How VR could have you walking in circles in future without knowing it


VR’s promise of boundless virtual worlds to explore is, in practice, rather more tethered to reality, given physical limits on play spaces  — meaning you can only walk so far in the corresponding virtual world before you’re out of sensor range and/or about to bump into a (real) wall. So how to square the circle of infinite virtual worlds versus finite play space?

One technique involves the player reorienting their visual perception by turning on the spot and stopping after a few turns facing in a new direction, allowing them to carry on walking straight again. However spinning around can make people dizzy so isn’t exactly an ideal solution given VR’s extant nausea problem. This method also inevitably breaks up play.

A team of Japanese researchers reckon they have come up with a better idea — which they’ve named Unlimited Corridor. The technique uses visual and haptic feedback to trick gamers into perceiving they are walking in a straight line, when in fact they are walking in circles. Which in turn allows for VR game worlds to appear to have infinitely long passageways. The gamer merely has to tap their way along one side of a (real) wall in the play space, an action which naturally orients their walk alongside it, to perceive they are walking straight within the game. But in fact the wall is a circle. The team’s test world was developed on the Unity platform.

The project, which has been led by Dr Takuji Narumi of the University of Tokyo along with Unity Researcher Yohei Yanase, does still require a rather large real-world installation (of said circular wall unit) in the VR play space — and works best with mobile or portable VR (they used a high performance gaming laptop in a backpack on their testers) — so it’s not without its own real-world limits. But the team say they’ve now managed to shrink the wall to a radius of 2.5m, and reckon they could squeeze it further by increasing the strength of the visuo-haptic interaction — the other key component of the technique.

So what exactly is visuo-haptic interaction? Narumi describes it as “a kind of illusory effect in our brain” — which allows for a particular perception/sensation to be generated by combining sensory inputs in different ways.

“It alters our proprioceptive sensations corresponding to visual sensations by the combination of visual and haptic stimuli,” he tells TechCrunch. “It has long been thought that different sensory modalities operate independently of each other. However, recent behavioral and brain imaging studies are changing this view, now suggesting that cross-modal interactions have an important role in our perception. In cross-modal effects, the perception of a sensation through one sense is changed by other stimuli that are simultaneously received through other senses.”

The team has also developed what Narumi describes as a “flavor display,” also using cross-modal interaction, that alters the perceived taste of food — allowing for people in VR to virtually select a choice of cookie flavoring and taste that when they eat the real world (plain) cookie in their hand. (Although “augmented gustation,” as they dub this, also requires the VR player to have an olfactory cap on their head which puffs flavored air into their nostrils at the moment of mastication, corresponding with their taste choice, in order for them to experience the sensation of a eating a chocolate cookie, for example. So it’s getting pretty out there, even by VR standards…)

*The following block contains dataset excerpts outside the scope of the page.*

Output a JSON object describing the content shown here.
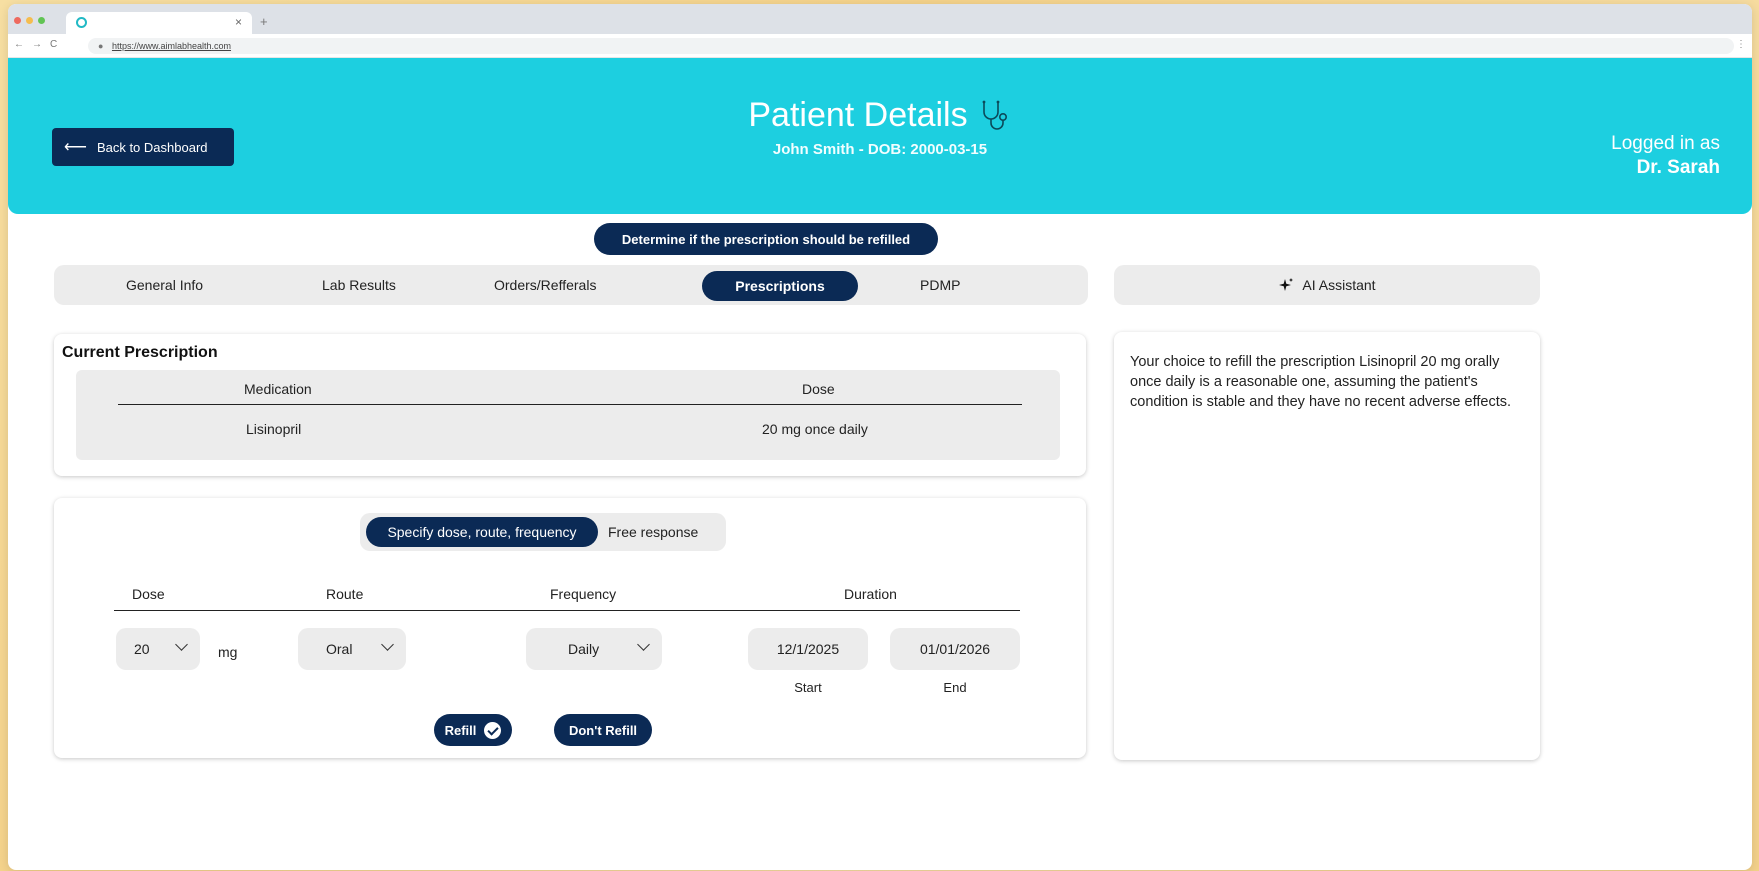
{
  "browser": {
    "url": "https://www.aimlabhealth.com",
    "close_glyph": "×",
    "new_tab_glyph": "+",
    "nav": [
      "←",
      "→",
      "C"
    ]
  },
  "header": {
    "back_label": "Back to Dashboard",
    "title": "Patient Details",
    "subtitle": "John Smith - DOB: 2000-03-15",
    "logged_in_label": "Logged in as",
    "user_name": "Dr. Sarah",
    "color": "#1dcfe0"
  },
  "task": "Determine if the prescription should be refilled",
  "tabs": [
    {
      "label": "General Info",
      "active": false
    },
    {
      "label": "Lab Results",
      "active": false
    },
    {
      "label": "Orders/Refferals",
      "active": false
    },
    {
      "label": "Prescriptions",
      "active": true
    },
    {
      "label": "PDMP",
      "active": false
    }
  ],
  "ai_tab_label": "AI Assistant",
  "current_prescription": {
    "title": "Current Prescription",
    "columns": [
      "Medication",
      "Dose"
    ],
    "rows": [
      [
        "Lisinopril",
        "20 mg once daily"
      ]
    ]
  },
  "refill_form": {
    "mode_options": [
      "Specify dose, route, frequency",
      "Free response"
    ],
    "active_mode": "Specify dose, route, frequency",
    "headers": {
      "dose": "Dose",
      "route": "Route",
      "frequency": "Frequency",
      "duration": "Duration"
    },
    "dose_value": "20",
    "dose_unit": "mg",
    "route_value": "Oral",
    "frequency_value": "Daily",
    "start_date": "12/1/2025",
    "end_date": "01/01/2026",
    "start_label": "Start",
    "end_label": "End",
    "refill_label": "Refill",
    "dont_refill_label": "Don't Refill"
  },
  "ai_response": "Your choice to refill the prescription Lisinopril 20 mg orally once daily is a reasonable one, assuming the patient's condition is stable and they have no recent adverse effects.",
  "colors": {
    "navy": "#0b2a55",
    "accent": "#1dcfe0",
    "panel": "#ececec"
  }
}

“In the case of ‘Unlimited Corridor,’ we can reduce the required space for forever walking with a cross-modal (visual and haptic) VR. Therefore we believe the utilization of cross-modal effects becomes a key technology for next generation of VR,” adds Narumi, who has also conducted research into the perceived metamorphosis of shape, again using cross-modal interactions.

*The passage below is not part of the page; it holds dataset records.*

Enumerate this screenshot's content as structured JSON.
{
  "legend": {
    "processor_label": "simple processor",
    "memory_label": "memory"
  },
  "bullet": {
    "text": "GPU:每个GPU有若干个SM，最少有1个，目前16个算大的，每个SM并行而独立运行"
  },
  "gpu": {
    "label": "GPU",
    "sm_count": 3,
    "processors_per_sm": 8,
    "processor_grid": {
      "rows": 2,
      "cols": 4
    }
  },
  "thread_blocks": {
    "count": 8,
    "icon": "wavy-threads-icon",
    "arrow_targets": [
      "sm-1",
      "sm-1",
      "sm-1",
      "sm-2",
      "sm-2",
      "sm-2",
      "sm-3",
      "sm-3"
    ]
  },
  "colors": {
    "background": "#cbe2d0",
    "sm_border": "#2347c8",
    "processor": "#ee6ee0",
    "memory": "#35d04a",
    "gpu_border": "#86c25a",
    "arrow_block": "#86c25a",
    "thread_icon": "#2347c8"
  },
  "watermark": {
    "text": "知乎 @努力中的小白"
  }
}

The team used a split circle design for their Unlimited Corridor wall which allows the player to make turns within a game, and also enables the installation to accommodate multiple players at a time without them bumping into each other. (Watching that part of the video it’s almost impossible not to be reminded of Pac-Man ghost-avoidance tactics.)

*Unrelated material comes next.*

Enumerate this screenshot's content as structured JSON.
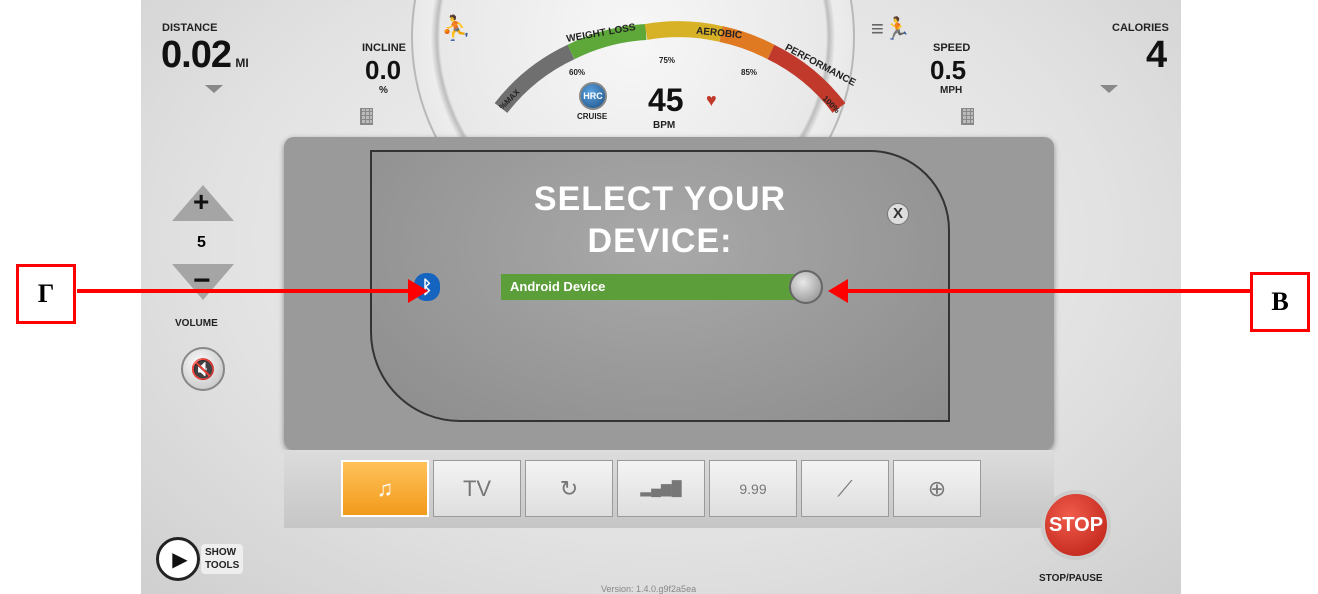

The core tech on the visuo-haptic side is a method for simultaneously matching the visual and haptic stimuli being presented to the player. The timing between visual and haptic presentation has to be within 200ms, according to Narumi, who notes the team investigated the acceptable gap between the visual and haptic curvatures via “various experiments.”

While the researchers assert the illusion of their Unlimited Corridor is “very strong,” they concede a few people will still sense the wall is round based on touch. So the technique won’t work for everybody. There’s also no absolute guarantee against warding off VR sickness, although the team claims this occurred “much less often” with their system than with normal VR or redirected walking (RDW), i.e. turning around on the spot, experiences.

While Unlimited Corridor is primarily a research project to explore how the boundary between reality and the brain’s perception of it can be manipulated, the team envisage their technique having potential outside the lab, for entertainment, education and simulation use-cases — noting that entertainment companies have expressed interest, including one that has started experimenting.